Er verwies auf den Einbruch auf dem Eiermarkt, als in Deutschland die Käfighaltung der Legehennen verboten wurde. Die Eierproduzenten haben dadurch mindestens 20 Prozent Marktanteil verloren, und die Produktion sei ins Ausland verlagert worden. „Das müssen wir beachten, wenn wir das Thema Tierschutz debattieren. Am besten ist es, Mitbewerber aus dem Ausland mit ins Boot zu holen.“ Und noch etwas gab Hortmann-Scholten zu bedenken: „Je mehr Auflagen von der Politik gemacht werden, desto mehr kleine Betriebe steigen aus der Tierhaltung aus. Hier besteht ein Zielkonflikt.“ Zumal das Tierwohl als Absatzargument auf dem Weltmarkt keine Rolle spielt. Hier zählt einzig die Qualität des Fleisches.

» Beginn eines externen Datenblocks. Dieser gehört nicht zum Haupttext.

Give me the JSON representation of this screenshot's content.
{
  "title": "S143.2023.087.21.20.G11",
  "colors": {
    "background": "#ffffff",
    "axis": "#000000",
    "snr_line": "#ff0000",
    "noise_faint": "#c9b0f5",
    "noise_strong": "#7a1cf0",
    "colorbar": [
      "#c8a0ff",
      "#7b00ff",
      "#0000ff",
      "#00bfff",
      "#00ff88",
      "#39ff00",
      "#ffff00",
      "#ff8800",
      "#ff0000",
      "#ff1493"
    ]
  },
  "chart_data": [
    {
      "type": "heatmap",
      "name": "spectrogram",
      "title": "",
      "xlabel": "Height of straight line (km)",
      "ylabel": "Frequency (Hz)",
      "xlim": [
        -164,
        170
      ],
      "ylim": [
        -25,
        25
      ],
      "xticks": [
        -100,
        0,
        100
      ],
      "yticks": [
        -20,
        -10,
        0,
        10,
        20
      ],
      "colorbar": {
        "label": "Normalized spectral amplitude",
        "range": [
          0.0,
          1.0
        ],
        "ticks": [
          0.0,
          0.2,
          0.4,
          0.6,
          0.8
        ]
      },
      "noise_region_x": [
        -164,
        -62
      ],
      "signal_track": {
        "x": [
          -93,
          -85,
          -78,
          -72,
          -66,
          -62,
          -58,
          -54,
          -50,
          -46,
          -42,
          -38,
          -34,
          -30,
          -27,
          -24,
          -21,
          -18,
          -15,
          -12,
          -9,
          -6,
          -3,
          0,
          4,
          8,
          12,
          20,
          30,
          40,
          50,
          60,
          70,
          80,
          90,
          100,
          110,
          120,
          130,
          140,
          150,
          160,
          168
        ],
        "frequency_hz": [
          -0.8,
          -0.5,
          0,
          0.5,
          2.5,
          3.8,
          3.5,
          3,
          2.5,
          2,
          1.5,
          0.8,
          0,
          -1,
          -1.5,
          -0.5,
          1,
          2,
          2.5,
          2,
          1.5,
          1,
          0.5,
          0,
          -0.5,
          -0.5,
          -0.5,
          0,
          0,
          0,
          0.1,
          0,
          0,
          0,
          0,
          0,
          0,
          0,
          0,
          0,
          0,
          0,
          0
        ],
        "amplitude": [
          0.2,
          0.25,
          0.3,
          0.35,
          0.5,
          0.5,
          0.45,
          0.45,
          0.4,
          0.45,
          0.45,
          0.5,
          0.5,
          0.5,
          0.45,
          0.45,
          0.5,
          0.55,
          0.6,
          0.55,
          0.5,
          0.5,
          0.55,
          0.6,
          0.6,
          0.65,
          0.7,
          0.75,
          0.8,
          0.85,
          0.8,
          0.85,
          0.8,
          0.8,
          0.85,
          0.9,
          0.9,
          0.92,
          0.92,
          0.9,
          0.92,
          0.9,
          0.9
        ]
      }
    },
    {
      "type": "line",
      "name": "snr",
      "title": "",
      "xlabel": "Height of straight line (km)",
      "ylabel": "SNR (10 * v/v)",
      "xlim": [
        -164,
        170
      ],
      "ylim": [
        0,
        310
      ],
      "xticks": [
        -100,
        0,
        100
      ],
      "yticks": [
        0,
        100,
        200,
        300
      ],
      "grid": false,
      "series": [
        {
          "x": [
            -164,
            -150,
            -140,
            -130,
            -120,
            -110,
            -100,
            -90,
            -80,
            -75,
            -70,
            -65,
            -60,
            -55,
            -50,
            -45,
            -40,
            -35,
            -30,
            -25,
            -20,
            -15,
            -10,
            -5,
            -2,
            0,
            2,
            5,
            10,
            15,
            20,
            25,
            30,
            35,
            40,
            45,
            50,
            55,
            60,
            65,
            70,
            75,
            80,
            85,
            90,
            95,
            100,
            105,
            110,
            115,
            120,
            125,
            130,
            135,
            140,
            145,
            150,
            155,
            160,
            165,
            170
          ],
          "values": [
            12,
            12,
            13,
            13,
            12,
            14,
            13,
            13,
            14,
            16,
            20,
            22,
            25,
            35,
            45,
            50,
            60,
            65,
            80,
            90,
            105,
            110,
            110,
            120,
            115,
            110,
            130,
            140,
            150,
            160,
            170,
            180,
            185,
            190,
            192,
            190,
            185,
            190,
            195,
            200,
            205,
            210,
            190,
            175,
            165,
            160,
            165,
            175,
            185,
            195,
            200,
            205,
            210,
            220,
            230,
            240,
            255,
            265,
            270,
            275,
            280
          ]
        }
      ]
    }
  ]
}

Tierwohl frühzeitig kommunizieren

Für den Kommunikationsexperten Armin Huttenlocher müssen die Bauernfamilien ihre Tierhaltung anders kommunizieren als bisher. Ein erhebliches Problem bereite, dass die meinungsbildenden Medien und auch große Teile der Politik den Bezug zur praktischen Landwirtschaft verloren hätten. „Landwirtschaft fand in den Medien nicht mehr statt, nur noch bei Skandalen.

Die Reaktionen der Branche darauf waren nicht offensiv genug und nicht vertrauensschaffend. Lähmungen und Ausweichen sind fatal. Dann übernehmen andere das Wort. Das ist in der Landwirtschaft passiert“, erklärte Huttenlocher. Um dies zu ändern, würden neue Konzepte des Dialogs benötigt. „Die Initiative Tierwohl hat das Potential für ein Epoche übergreifendes Konzept“ lobte Huttenlocher. Allerdings nur, wenn es offensiv präsentiert werde und aktiv in die öffentliche Debatte hineingetragen werde. „Das ist bisher noch nicht geschehen“, erklärte der Kommunikationsexperte.

Das Kommunikationsverhalten habe sich grundsätzlich geän­dert. „Frühzeitige Kommunikation ist wichtig. Nehmen Sie die Verbraucher mit auf den Weg. Die Öffentlichkeit sollte sehen, von wem die Initiative ausgeht und auch mitbekommen, wo die Probleme liegen“, erklärte Huttenlocher. Das gelinge nicht, wenn erst über die Initiati­ve Tierwohl kommuniziert werde, wenn alles in trockenen Tüchern ist.